Langenberg. Die Velberterin Marion Dobersek gibt Seminare zum Umgang mit Demenz. Dabei hilft ihr nicht nur ihre berufliche Qualifikation.

Was vor gut 20 Jahren noch als Tabuthema galt, wird immer öffentlicher. Auch, weil Demenz sich nicht mehr „wegsperren“ lässt. Meldungen von Menschen, die gesucht werden, weil sie nicht mehr alleine nach Hause finden, häufen sich. Betroffen sind nicht nur die Menschen mit Alzheimer oder anderen Demenzerkrankungen sondern auch alle Menschen in deren Umfeld: Familie, Freunde, Nachbarn.

Lernen, den Alltag leichter zu machen

Die Diplom-Psychologin Marion Dobersek ist nicht nur Geronto-Therapeutin, sondern auch selbst pflegende Angehörige.
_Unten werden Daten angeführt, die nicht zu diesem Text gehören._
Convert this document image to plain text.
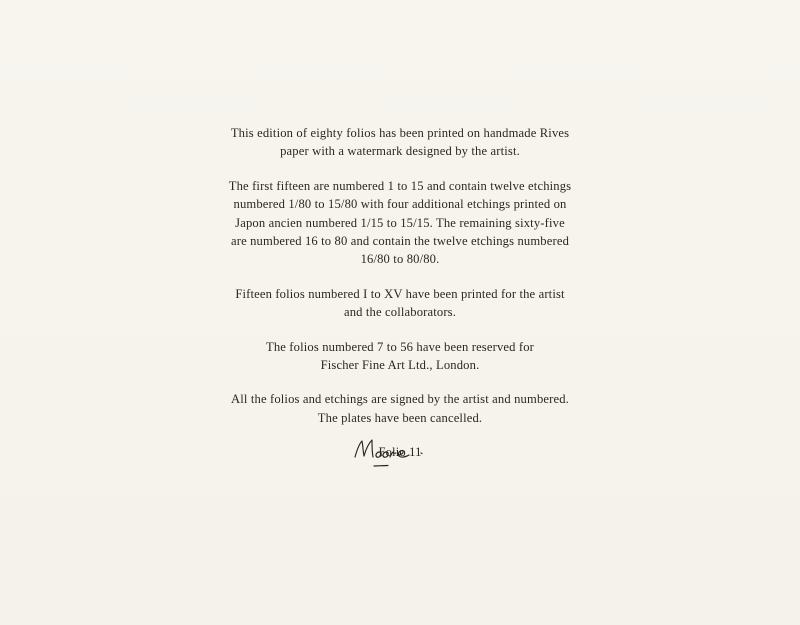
This edition of eighty folios has been printed on handmade Rives
paper with a watermark designed by the artist.

The first fifteen are numbered 1 to 15 and contain twelve etchings
numbered 1/80 to 15/80 with four additional etchings printed on
Japon ancien numbered 1/15 to 15/15. The remaining sixty-five
are numbered 16 to 80 and contain the twelve etchings numbered
16/80 to 80/80.

Fifteen folios numbered I to XV have been printed for the artist
and the collaborators.

The folios numbered 7 to 56 have been reserved for
Fischer Fine Art Ltd., London.

All the folios and etchings are signed by the artist and numbered.
The plates have been cancelled.

Folio 11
Sie weiß gut, wie schwierig der Alltag werden kann.
Die Diplom-Psychologin Marion Dobersek ist nicht nur Geronto-Therapeutin, sondern auch selbst pflegende Angehörige. Sie weiß gut, wie schwierig der Alltag werden kann. © Editha Roetger

Diplom-Psychologin und Gerontotherapeutin Marion Dobersek führte in ein Seminar für Angehörige und Interessierte zu Themen rund um die Demenz ein, das das Katholische Bildungswerk Kreis Mettmann im Begegnungszentrum Klippe 2 anbot. Teilnehmer waren direkt Betroffene durch Partner oder einem Elternteil, aber auch Menschen, die in der Demenzbetreuung tätig sind.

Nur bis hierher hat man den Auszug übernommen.